In all, the utility filed 20 incident reports with the state, reporting significant damage to its equipment across eight counties. PG&E also fielded many calls on the night of the fires, both from dispatch centers across the region and through the utility’s own emergency number.
“We received calls from many, many locations — not just Sonoma,” Stephens said.
Problems with power lines are relatively common during windstorms and have caused some of the nation’s worst wildfires.

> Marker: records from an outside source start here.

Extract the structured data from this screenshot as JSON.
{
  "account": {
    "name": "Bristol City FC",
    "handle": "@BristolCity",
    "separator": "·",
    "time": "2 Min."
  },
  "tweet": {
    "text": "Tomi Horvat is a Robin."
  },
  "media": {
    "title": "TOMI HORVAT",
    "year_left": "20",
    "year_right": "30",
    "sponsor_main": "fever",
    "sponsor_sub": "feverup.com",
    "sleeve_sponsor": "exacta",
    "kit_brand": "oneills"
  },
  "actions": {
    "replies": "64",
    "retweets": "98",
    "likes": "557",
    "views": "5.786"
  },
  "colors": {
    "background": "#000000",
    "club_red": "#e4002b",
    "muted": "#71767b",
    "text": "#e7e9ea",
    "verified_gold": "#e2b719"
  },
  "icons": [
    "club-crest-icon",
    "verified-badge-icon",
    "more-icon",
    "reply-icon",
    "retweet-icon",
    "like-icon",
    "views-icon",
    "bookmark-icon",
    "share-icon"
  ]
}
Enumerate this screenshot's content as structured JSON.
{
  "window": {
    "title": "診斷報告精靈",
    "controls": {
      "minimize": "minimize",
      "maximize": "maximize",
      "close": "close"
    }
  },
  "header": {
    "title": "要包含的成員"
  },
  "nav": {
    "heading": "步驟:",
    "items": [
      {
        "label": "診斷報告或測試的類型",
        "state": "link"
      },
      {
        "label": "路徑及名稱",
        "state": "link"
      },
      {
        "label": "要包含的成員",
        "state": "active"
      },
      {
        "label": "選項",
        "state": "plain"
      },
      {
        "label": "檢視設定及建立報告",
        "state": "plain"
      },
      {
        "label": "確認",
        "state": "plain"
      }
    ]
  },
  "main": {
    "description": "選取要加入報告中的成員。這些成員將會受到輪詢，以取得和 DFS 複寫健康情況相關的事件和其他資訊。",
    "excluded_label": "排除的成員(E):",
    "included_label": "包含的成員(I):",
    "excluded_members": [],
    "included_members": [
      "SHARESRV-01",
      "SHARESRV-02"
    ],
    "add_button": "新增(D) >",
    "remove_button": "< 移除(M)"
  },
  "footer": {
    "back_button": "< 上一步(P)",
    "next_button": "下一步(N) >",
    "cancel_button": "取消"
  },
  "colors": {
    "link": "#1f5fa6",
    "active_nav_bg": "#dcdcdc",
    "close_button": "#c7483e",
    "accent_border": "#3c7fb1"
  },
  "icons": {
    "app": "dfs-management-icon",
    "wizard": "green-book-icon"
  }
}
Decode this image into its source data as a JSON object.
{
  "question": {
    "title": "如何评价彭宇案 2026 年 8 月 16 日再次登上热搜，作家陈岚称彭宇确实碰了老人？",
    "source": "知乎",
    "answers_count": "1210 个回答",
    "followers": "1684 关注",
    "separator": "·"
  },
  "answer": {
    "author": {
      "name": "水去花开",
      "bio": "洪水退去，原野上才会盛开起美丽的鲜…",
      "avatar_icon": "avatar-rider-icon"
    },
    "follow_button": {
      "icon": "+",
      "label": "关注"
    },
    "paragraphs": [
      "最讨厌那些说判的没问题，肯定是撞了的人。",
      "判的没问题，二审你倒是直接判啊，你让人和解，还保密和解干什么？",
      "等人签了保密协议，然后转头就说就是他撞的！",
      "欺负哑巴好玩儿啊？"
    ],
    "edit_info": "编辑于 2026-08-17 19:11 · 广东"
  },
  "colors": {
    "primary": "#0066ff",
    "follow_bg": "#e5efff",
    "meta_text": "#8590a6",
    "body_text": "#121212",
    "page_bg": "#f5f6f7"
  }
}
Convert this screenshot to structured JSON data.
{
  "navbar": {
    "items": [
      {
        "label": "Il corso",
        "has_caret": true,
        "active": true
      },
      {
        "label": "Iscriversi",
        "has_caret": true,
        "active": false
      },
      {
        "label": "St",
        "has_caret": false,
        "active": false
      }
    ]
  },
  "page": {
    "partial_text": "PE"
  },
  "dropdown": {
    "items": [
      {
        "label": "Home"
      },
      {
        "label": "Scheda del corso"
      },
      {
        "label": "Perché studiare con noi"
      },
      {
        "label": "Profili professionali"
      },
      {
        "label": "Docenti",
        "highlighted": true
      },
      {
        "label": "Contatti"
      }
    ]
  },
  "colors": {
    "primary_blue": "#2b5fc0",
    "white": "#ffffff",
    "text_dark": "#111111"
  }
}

One of the largest fires in New Mexico history erupted after a tree fell on a power line in 2011. That year, authorities suspect the most destructive firestorm recorded in Texas began after winds blew dead pine trees into electrical lines.
In California, San Diego Gas & Electric Co. paid out $2.4 billion to settle lawsuits spurred by a series of wildfires in 2007 sparked by electrical equipment blown about by powerful winds. Of the 10 most destructive wildfires fires in California with a known cause, four were found to be started by malfunctioning electrical equipment.
“This has been a slow-moving catastrophe for the public utilities in California,” said Mike Rohde, a consultant based in Orange County for firefighting agencies and public utilities. “The liability generated from wildfires has threatened the financial integrity of some of these companies.”
While many experts consider damaged power lines one of the most likely culprits for the Wine Country fires, the conditions that night — strong winds, low humidity and years of built-up vegetation dried by drought — would have made any spark a threat.
A vehicle dragging a chain, unextinguished burn piles rekindled by the wind, and arsonists all have caused fires to break out in many places over a short period of time, said Paul Steensland, a former fire investigator and retired U.S. Forest Service senior special agent.
Electrical fires almost always leave some physical evidence, which investigators will probably search for. Remnants of a branch that hit a power line, pieces of aluminum that melted and fell to the ground, and remains of a blown fuse are commonly present.
If the soil composition is right, something called a fulgurite can also be created — fused soil that looks like coral.
Cal Fire has not set a definitive timeline for completing its investigation, but at a state senate subcommittee hearing in Santa Rosa on Friday, Chief Ken Pimlott said that more than 30 investigators are searching for what started the Wine Country fires, and that each blaze will have its own report.
“It’s painstaking, and as you indicated, there’s a lot at stake,” Pimlott told the legislators, many of whom are eagerly seeking answers about about the disaster. “Hopefully, in the next several months, we’ll be reaching a conclusion on many of these . … I can tell you the process is very far along.”